It’s Plank Pullin’ time! The one day a week that we strongly resolve to ignore the multitude of specks and sawdust around us and pull one bona fide plank from our own eye. Matthew 7:3-5, style.
I’m not sick very often (weird, random ER visits aside), and when I feel myself getting sick, I can generally fight it off with a little extra Vitamin C and a few more hours of extra sleep. I don’t like to let things slow me down, and I sort of pride myself on plowing through. When the kids are sick – also not very often, but it happens – I immediately go into ultra nurturing Supermom mode. When husband is sick, I lovingly take his temperature and bring him Tylenol and tea and remote control.
But when it’s me? I have been fighting something off for an entire month now.

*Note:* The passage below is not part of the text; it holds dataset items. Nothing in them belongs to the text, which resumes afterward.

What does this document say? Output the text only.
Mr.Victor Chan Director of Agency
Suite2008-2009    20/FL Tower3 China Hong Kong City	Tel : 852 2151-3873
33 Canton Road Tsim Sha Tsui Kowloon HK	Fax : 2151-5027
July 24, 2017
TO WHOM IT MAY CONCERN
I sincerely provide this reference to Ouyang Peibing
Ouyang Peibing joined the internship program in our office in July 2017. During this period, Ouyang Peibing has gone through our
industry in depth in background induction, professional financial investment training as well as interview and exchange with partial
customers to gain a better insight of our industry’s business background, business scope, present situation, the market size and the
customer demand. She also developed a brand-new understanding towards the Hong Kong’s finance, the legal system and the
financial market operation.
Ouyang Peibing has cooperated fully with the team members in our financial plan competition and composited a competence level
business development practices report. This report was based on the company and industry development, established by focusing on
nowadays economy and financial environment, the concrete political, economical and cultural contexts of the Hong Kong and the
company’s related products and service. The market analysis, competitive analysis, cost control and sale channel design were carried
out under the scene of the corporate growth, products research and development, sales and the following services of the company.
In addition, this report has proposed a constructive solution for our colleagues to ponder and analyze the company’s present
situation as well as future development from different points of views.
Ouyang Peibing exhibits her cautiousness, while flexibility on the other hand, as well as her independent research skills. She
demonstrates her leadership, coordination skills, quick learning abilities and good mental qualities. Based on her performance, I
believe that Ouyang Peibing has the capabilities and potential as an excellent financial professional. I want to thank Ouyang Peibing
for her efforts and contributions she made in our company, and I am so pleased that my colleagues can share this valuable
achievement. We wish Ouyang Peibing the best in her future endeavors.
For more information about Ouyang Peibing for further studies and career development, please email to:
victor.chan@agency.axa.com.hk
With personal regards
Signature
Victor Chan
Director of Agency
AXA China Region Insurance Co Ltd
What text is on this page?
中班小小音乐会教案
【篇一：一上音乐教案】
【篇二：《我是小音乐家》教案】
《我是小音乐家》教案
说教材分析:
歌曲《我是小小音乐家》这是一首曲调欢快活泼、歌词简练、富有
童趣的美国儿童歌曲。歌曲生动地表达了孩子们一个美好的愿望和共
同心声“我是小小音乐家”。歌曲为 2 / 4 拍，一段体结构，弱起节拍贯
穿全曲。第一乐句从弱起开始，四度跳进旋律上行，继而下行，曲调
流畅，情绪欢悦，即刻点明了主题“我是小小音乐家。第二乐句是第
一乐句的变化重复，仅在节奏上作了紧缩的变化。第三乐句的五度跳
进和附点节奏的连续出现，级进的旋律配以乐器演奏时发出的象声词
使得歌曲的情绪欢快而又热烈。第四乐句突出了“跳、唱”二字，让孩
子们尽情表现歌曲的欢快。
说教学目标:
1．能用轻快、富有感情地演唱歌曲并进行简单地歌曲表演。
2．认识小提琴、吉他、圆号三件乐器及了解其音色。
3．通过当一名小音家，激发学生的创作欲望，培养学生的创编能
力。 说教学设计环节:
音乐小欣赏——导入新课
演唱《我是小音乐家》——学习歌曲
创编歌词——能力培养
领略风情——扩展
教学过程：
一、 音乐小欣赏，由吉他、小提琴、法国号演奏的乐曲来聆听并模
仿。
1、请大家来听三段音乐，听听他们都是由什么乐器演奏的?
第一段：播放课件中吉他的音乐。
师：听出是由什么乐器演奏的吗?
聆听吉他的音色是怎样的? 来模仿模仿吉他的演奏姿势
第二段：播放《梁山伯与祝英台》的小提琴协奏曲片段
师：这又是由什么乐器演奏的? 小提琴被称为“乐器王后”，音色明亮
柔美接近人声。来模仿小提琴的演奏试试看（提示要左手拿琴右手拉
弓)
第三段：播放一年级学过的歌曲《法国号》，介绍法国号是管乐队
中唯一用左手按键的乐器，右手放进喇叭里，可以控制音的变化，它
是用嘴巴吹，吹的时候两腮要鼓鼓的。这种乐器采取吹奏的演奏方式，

First it was a sore throat, then the fatigue, then the cough. Oh the cough!!! It goes away for a few days, then comes back with a vengeance. Today came a migraine that left me nauseous and shaky. And it makes me…. mad almost. I don’t like being sick. It makes me grumpy. And frustrated. And scattered. And I’m well aware of the fact that if I perhaps gave myself the same patience and care that I give my kids when they are sick, that I’d get well a whole lot sooner (a realization that makes me even more grumpy and frustrated and scattered.)
I know I don’t need a doctor… my gut tells me it’s nothing more than a lingering virus. But yuck. Have I mentioned that I’m grumpy and frustrated and scattered? Tonight I’m going to bed early, and tomorrow I’m going to start taking care of myself as well as I’d take care of the kids.